Là-bas – Là-bas (Lavorare stanca)

Una band che raccoglie perle nei fondali marini, cercando solo le migliori e consegnandole come un dono a noi ascoltatori intenti ad assaporare qualsiasi sfumatura della bellezza.

Una bellezza che si fa ecoverco poetico e portavoce di un’analisi della parola amore che, svalutatasi nel corso di questi anni, rinvigorisce come pioggia leggera a bagnare un popolo poco attento a questi interventi raffinati, sperando invece nella rima facile e nella canzone usa e getta da consumare durante l’acquisto della maglietta di moda.

I Là-bas non sono questo anzi sono tutt’altro: sono una band presente da molti anni nel panorama della musica underground italiana, una band che con questo disco omonimo e grazie alla collaborazione di Fabio de Min (Non voglio che Clara) segna una traccia importante nel panorama della musica cantautorale.

Ci si possono ascoltare I Perturbazione che dibattono Sartre con Francesco Bianconi, tanto è il simbolo perduto, il concetto predominante da rincorrere e tenere a se, tanto è il senso della vita, quella vita che non ha senso a priori se non è vissuta, ma acquista valore in base al senso che sceglieremo per essa.

Le canzoni dell’album sono un concentrato di amori e illusione, di apparire lontano, in fondo, per non rischiare di avere ragione; l’essere umili già nelle piccole cose il significato forse più vero del disco che in canzoni come “La fine dei romanzi” , “La sera” e “Il nostro periodo americano” raggiunge un infinito ipotetico di immagini e parole da ricordare.

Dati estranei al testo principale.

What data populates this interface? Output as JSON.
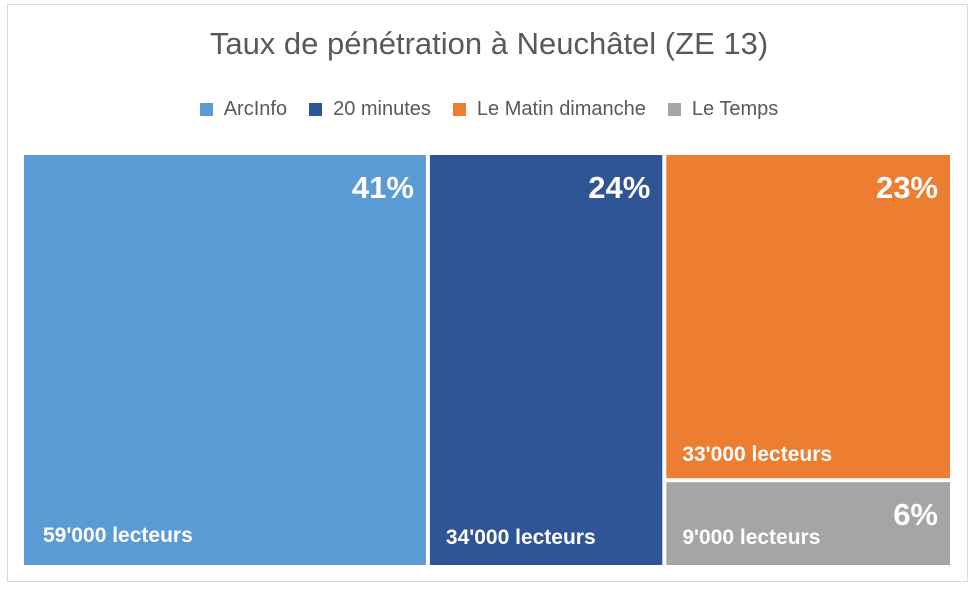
{
  "chart_data": {
    "type": "treemap",
    "title": "Taux de pénétration à Neuchâtel (ZE 13)",
    "legend_position": "top",
    "series": [
      {
        "name": "ArcInfo",
        "value": 41,
        "value_label": "41%",
        "readers_label": "59'000 lecteurs",
        "color": "#5b9bd5"
      },
      {
        "name": "20 minutes",
        "value": 24,
        "value_label": "24%",
        "readers_label": "34'000 lecteurs",
        "color": "#2f5597"
      },
      {
        "name": "Le Matin dimanche",
        "value": 23,
        "value_label": "23%",
        "readers_label": "33'000 lecteurs",
        "color": "#ed7d31"
      },
      {
        "name": "Le Temps",
        "value": 6,
        "value_label": "6%",
        "readers_label": "9'000 lecteurs",
        "color": "#a5a5a5"
      }
    ]
  }
}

Una prova di notevole struttura che mi auguro possa fare emergere questi ragazzi piemontesi all’attivo dal 2003, un album questo che dovrà raccogliere il giusto consenso all’occhio degli esperti di settore per lanciare in aria questo aquilone cullato dalla magia del vento, laggiù sul mare.

Fast animals and slow kids – Hybris (Woodworm)

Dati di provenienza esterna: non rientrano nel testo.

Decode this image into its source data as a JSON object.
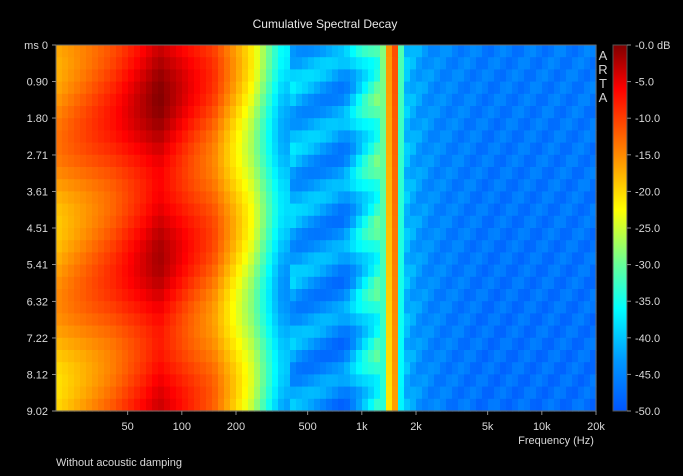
{
  "chart_data": {
    "type": "heatmap",
    "title": "Cumulative Spectral Decay",
    "xlabel": "Frequency (Hz)",
    "ylabel": "ms",
    "x_scale": "log",
    "xlim": [
      20,
      20000
    ],
    "ylim": [
      0,
      9.02
    ],
    "x_ticks": [
      {
        "value": 50,
        "label": "50"
      },
      {
        "value": 100,
        "label": "100"
      },
      {
        "value": 200,
        "label": "200"
      },
      {
        "value": 500,
        "label": "500"
      },
      {
        "value": 1000,
        "label": "1k"
      },
      {
        "value": 2000,
        "label": "2k"
      },
      {
        "value": 5000,
        "label": "5k"
      },
      {
        "value": 10000,
        "label": "10k"
      },
      {
        "value": 20000,
        "label": "20k"
      }
    ],
    "y_ticks": [
      {
        "value": 0,
        "label": "ms 0"
      },
      {
        "value": 0.9,
        "label": "0.90"
      },
      {
        "value": 1.8,
        "label": "1.80"
      },
      {
        "value": 2.71,
        "label": "2.71"
      },
      {
        "value": 3.61,
        "label": "3.61"
      },
      {
        "value": 4.51,
        "label": "4.51"
      },
      {
        "value": 5.41,
        "label": "5.41"
      },
      {
        "value": 6.32,
        "label": "6.32"
      },
      {
        "value": 7.22,
        "label": "7.22"
      },
      {
        "value": 8.12,
        "label": "8.12"
      },
      {
        "value": 9.02,
        "label": "9.02"
      }
    ],
    "colorbar": {
      "range": [
        -50,
        0
      ],
      "unit": "dB",
      "ticks": [
        {
          "value": 0,
          "label": "-0.0 dB"
        },
        {
          "value": -5,
          "label": "-5.0"
        },
        {
          "value": -10,
          "label": "-10.0"
        },
        {
          "value": -15,
          "label": "-15.0"
        },
        {
          "value": -20,
          "label": "-20.0"
        },
        {
          "value": -25,
          "label": "-25.0"
        },
        {
          "value": -30,
          "label": "-30.0"
        },
        {
          "value": -35,
          "label": "-35.0"
        },
        {
          "value": -40,
          "label": "-40.0"
        },
        {
          "value": -45,
          "label": "-45.0"
        },
        {
          "value": -50,
          "label": "-50.0"
        }
      ]
    },
    "profile_at_0ms": {
      "freq_hz": [
        20,
        40,
        75,
        150,
        250,
        350,
        450,
        600,
        800,
        1000,
        1300,
        1500,
        1700,
        2000,
        2500,
        3200,
        5000,
        10000,
        20000
      ],
      "level_db": [
        -15,
        -9,
        -2,
        -11,
        -24,
        -38,
        -41,
        -42,
        -43,
        -36,
        -30,
        -6,
        -39,
        -42,
        -44,
        -45,
        -46,
        -46,
        -46
      ]
    },
    "watermark": "ARTA",
    "caption": "Without acoustic damping"
  }
}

Il progetto Fast imagesAnimals and slow kids è un concentrato di bravura e talento legato dal filo sottile, ma percettibile dell’armonia e del rumore, del suono pesante, ma allo stesso tempo delicato; con stile, i 4, confezionano una prova sopra ogni aspettattiva toccando vertici altissimi di vera poesia, sia nei testi che negli arrangiamenti, questi ultimi mai banali e accomunati per certi versi alle distorsioni di Gionata Mirai del Teatro degli orrori.

Un album molto maturo quindi, che raccoglie il lato migliore della prosa rock degli ultimi anni miscelando uno stile che si dava per morto, ma che con capacità rinasce nelle mani di Alessandro, Alessio, Aimone e Jacopo.

Il suono concentra il punk dei Nofx con l’indie distorto dei Sonic Youth e i testi dei Zen Circus.

La voce risulta graffiante e irriverente come in “Fammi domande”, mentre raggiunge picchi decadenti in canzoni come “Combattere per l’incertezza” e nella splendida “Maria Antonietta” dove un perdono serve a poco quando siamo già grandi.

E’ un album, questo, che si interroga sulla morte delle relazioni e sulla capacità introspettiva di vedere il proprio mondo riflesso in una società immobile e inerte.

Come Capovilla si interroga in “E’ colpa mia” qui Aimone in “Canzoni per un abete parte II” si interroga sulla colpa di non avere colpe in quanto ciò che ci circonda ha distrutto molto di buono del costruito: rendendo a pagamento anche l’aria che respiriamo, rendendo meno facile il vivere normale.

Per questo i 4 ragazzi umbri riferiscono un’urgenza nel loro esistere, un’inquietudine resa più che mai dalla cover del disco: la desolazione di una città lontana, mentre noi formiche bruciamo al sole sopra una terra che, con quel poco che ci assomiglia, ha smesso di far nascere fiori.